John Hawks Profile picture
I'm a paleoanthropologist. I explore human fossils and genomes to understand where we came from and what we share with our ancestors.

Jun 25, 2021, 13 tweets

So, Homo longi. It's such a good name. Dragon people. And an amazing skull discovery. Adds to our knowledge of the Middle Pleistocene in China. But it's sad that the name is not going to stay. cell.com/the-innovation…

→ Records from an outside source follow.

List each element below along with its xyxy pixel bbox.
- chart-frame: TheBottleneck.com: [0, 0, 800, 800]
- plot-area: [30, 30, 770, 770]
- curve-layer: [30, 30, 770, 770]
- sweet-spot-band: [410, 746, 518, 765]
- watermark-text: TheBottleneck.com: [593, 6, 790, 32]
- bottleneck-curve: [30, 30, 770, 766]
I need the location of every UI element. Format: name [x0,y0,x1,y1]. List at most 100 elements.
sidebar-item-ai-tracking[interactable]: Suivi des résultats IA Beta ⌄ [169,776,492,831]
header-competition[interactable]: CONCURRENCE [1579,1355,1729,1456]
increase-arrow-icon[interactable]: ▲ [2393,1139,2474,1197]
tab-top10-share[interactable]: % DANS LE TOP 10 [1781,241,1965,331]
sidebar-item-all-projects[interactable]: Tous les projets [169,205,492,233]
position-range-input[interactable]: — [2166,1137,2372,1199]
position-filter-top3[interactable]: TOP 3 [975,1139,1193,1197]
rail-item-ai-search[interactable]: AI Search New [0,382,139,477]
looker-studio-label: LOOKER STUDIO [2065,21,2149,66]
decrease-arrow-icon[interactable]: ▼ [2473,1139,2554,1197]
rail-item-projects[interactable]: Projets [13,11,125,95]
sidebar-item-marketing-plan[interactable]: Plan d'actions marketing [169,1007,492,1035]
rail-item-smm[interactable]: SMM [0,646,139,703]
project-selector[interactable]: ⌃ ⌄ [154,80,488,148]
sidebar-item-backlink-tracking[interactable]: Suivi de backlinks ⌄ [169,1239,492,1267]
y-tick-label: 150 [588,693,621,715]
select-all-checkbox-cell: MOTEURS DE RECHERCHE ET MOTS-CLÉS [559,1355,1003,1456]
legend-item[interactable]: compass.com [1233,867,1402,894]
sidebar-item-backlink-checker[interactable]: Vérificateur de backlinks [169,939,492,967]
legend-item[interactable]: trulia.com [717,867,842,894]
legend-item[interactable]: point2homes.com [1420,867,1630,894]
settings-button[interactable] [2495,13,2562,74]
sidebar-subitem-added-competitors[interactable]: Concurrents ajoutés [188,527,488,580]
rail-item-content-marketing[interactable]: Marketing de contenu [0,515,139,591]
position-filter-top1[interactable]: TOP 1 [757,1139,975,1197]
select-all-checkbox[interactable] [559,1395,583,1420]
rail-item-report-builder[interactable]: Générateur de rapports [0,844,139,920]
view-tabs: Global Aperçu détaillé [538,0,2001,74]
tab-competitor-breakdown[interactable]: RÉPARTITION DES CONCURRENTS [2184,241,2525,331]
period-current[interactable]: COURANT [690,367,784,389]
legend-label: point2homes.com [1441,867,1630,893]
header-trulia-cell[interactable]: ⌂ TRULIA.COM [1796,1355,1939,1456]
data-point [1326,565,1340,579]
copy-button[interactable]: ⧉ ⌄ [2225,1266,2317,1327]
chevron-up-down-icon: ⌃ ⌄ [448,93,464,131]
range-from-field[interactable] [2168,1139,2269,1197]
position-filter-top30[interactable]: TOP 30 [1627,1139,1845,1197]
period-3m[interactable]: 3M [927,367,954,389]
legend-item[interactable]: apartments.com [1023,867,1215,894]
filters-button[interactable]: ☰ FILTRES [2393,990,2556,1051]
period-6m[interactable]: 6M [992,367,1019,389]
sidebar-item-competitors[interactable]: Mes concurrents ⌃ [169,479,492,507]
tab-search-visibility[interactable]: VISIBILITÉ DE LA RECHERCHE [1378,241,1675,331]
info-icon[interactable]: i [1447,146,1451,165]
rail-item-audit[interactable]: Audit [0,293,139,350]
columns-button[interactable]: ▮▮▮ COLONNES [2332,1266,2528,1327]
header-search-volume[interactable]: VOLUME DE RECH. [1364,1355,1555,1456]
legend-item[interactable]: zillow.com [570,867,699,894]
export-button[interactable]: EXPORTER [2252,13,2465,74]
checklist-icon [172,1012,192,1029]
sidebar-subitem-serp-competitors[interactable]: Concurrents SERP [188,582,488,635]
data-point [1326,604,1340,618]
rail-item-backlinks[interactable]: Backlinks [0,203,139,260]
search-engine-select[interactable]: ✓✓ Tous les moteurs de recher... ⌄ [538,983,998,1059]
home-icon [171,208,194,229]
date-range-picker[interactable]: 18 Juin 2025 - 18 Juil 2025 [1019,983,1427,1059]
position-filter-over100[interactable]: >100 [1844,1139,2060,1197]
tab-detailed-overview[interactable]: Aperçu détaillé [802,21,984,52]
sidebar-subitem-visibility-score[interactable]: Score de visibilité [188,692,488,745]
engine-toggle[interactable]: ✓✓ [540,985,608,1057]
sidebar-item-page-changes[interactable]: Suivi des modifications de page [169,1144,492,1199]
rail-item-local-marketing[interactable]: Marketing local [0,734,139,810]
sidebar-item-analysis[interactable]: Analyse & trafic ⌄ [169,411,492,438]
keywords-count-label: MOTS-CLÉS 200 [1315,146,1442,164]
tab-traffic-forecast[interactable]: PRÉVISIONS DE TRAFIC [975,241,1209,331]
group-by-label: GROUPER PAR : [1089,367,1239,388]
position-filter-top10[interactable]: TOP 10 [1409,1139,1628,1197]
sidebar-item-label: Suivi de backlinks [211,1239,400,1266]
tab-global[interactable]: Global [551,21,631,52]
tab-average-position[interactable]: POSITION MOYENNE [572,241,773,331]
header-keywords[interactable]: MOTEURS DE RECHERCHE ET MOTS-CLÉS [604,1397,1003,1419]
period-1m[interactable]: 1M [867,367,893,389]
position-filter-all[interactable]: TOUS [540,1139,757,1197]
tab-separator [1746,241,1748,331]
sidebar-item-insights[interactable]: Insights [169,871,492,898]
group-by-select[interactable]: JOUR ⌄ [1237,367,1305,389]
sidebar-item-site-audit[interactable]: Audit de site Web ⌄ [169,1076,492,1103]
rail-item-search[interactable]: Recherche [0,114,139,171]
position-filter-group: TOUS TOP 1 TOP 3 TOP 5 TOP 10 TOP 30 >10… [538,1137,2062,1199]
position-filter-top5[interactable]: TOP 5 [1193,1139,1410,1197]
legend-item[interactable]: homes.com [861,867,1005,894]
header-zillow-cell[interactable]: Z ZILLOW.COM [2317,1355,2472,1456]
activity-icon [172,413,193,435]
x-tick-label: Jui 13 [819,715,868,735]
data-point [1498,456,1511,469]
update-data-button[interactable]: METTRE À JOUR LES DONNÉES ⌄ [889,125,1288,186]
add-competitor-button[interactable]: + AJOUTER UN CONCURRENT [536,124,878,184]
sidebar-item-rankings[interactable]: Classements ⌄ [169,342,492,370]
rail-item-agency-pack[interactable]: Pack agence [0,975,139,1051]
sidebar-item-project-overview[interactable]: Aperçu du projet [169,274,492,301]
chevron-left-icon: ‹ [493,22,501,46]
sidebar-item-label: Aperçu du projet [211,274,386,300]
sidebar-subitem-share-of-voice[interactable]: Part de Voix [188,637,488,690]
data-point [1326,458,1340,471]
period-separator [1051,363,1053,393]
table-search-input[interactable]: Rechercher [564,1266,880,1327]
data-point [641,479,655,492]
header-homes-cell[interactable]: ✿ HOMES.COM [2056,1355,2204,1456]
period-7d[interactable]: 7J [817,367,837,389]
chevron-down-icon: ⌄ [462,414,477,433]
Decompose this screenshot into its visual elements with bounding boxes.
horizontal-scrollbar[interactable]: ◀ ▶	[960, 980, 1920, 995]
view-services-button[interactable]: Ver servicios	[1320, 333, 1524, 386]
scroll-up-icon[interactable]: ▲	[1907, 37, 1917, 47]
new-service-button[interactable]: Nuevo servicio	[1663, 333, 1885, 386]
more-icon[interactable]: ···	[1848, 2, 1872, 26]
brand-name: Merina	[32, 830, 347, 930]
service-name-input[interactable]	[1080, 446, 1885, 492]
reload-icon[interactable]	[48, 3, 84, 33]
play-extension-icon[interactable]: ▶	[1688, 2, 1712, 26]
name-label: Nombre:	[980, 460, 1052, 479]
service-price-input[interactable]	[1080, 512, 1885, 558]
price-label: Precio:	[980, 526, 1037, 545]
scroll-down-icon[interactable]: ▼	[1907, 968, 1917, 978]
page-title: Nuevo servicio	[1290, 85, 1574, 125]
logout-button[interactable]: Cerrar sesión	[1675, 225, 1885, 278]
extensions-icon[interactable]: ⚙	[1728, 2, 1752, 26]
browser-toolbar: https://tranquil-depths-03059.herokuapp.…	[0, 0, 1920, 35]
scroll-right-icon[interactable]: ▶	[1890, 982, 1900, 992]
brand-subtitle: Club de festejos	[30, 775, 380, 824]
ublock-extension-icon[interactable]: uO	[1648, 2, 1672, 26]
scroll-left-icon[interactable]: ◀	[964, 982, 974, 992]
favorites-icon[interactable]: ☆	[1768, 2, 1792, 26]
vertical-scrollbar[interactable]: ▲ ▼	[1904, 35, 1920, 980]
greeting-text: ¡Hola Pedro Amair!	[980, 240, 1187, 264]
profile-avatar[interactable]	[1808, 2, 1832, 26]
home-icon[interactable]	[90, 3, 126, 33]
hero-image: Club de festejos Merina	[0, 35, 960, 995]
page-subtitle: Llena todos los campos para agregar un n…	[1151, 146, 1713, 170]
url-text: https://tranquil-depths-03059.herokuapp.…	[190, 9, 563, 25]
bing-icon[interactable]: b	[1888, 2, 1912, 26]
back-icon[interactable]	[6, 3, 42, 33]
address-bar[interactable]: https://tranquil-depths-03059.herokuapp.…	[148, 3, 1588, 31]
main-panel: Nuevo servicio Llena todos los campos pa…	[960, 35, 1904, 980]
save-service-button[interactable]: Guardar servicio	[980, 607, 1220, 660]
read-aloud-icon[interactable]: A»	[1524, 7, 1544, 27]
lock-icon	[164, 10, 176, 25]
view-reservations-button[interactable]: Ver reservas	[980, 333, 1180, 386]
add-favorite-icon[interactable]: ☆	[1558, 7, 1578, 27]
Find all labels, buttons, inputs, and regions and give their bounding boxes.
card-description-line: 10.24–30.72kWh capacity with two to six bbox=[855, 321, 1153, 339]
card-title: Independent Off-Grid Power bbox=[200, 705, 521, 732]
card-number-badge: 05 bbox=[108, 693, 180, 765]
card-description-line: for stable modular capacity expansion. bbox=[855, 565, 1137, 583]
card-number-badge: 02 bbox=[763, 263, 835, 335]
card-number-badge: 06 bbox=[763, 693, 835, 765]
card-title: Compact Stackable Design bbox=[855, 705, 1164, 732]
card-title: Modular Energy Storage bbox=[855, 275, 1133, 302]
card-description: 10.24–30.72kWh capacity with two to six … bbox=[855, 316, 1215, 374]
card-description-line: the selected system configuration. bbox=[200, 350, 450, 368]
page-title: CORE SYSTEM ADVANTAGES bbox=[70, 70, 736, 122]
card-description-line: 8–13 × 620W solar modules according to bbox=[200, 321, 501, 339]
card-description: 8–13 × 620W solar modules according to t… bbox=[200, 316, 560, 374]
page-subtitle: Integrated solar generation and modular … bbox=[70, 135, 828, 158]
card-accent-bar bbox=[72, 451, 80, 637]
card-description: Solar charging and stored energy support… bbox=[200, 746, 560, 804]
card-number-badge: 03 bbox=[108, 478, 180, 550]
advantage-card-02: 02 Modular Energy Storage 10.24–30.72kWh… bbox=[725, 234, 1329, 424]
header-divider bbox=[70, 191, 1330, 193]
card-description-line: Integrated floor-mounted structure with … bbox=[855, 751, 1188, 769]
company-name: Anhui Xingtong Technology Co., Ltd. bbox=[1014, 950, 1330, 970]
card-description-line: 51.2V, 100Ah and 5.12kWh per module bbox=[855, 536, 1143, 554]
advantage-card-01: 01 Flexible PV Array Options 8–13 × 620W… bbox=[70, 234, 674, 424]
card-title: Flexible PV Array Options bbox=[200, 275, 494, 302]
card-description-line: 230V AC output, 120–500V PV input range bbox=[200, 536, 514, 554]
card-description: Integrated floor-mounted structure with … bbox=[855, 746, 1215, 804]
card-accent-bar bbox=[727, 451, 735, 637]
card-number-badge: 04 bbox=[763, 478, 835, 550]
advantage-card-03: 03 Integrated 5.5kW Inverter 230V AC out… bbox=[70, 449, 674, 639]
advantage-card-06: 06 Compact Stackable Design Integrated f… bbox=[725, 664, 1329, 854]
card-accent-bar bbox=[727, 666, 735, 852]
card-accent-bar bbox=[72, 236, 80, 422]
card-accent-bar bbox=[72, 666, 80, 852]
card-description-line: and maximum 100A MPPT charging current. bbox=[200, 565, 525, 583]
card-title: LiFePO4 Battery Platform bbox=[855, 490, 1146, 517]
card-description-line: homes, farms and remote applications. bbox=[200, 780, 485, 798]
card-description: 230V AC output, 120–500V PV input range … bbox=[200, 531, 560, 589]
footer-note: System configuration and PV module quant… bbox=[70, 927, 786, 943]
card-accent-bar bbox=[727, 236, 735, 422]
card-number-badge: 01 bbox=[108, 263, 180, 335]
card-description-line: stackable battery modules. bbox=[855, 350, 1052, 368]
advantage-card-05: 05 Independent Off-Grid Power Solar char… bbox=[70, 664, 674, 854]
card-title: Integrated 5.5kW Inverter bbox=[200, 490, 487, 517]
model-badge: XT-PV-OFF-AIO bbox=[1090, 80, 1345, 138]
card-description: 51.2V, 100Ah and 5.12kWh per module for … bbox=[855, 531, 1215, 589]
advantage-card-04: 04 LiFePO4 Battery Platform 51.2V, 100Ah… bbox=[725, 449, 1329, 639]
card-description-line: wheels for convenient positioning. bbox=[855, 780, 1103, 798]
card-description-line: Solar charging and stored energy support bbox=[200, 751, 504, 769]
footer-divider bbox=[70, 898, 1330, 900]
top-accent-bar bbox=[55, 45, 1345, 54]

The boring reason why we can't use the Homo longi name is technical. The research puts the Harbin skull together with the Dali skull, and Xinzhi Wu gave that the name Homo sapiens daliensis more than 40 years ago. So IF there's a species, it has to be H. daliensis.

In case you wonder how close Harbin looks to Dali, here is Harbin on the left and Dali (which has some crushing to the maxilla) on the right. As Weidenreich might have said, they resemble each other as closely as one egg resembles another.

But technical problems are unsatisfying. The real question is whether the Chinese later Middle Pleistocene record represents a lineage, and whether we should consider such lineages, like Neandertals, as species. Are Homo daliensis and Homo neanderthalensis the right way to talk?

This is a deep problem upon which scientists have diverse opinions. I think that this new research on the Harbin fossil offers a window to a clearer future. Let's take a close look at that phylogeny, the one that places the Chinese MP fossils close to African H. sapiens...

The actual branch patterns are fascinating. H. antecessor groups with the Jinniushan-Dali-Harbin-Xiahe clade. Neandertals are an outgroup to these and moderns. Modern humans and H. antecessor are sister clades to the exclusion of Neandertals! It's nuts!

Now, we have learned a few things from DNA and ancient proteins. H. antecessor is a sister of the Neandertal-Denisovan-modern clade. Neandertals, today's humans, and Denisovans share common ancestors around 700,000 years ago. Neandertals and Denisovans were related.

All known archaic groups with ancient DNA evidence interbred. Repeatedly. Seemingly every time they came into contact. Three distinct groups of Denisovans, all known from their ancient interbreeding with modern people. So. Much. Interbreeding.

We have the interesting question of whether the Harbin skull is a Denisovan. Dali, Jinniushan, Hualongdong, all Denisovans. Good hypothesis. Could be true. Knowing the answer, though, is not essential to the basic problem, which is: Morphology and DNA here are inconsistent.

There is no way to make this tree match what we know from DNA and protein. Neandertals are in the wrong place. H. antecessor is in the wrong place. Heck, even Liujiang and ZKD Upper Cave seem like they're in the wrong places. Morphology and DNA are inconsistent.

It's not a question of DNA being right and morphology being wrong. They just tell us about different things. Morphology tells us about adaptation, convergence, and retained features from deep ancestors. DNA tells us about phylogeny, incomplete lineage sorting, and introgression.

So are they species? I think that the appearance of morphological distinctiveness between these human groups is mostly a result of poor sampling. This new research shows that as we increase the sample, our picture gets blurrier and less likely to match DNA evidence of phylogeny.

We still have much to do to understand why lineages retained some genetic differentiation for hundreds of thousands of years, and we may yet find that speciation mechanisms such as fitness costs of hybridization may be a part of the explanation. But we're not there yet.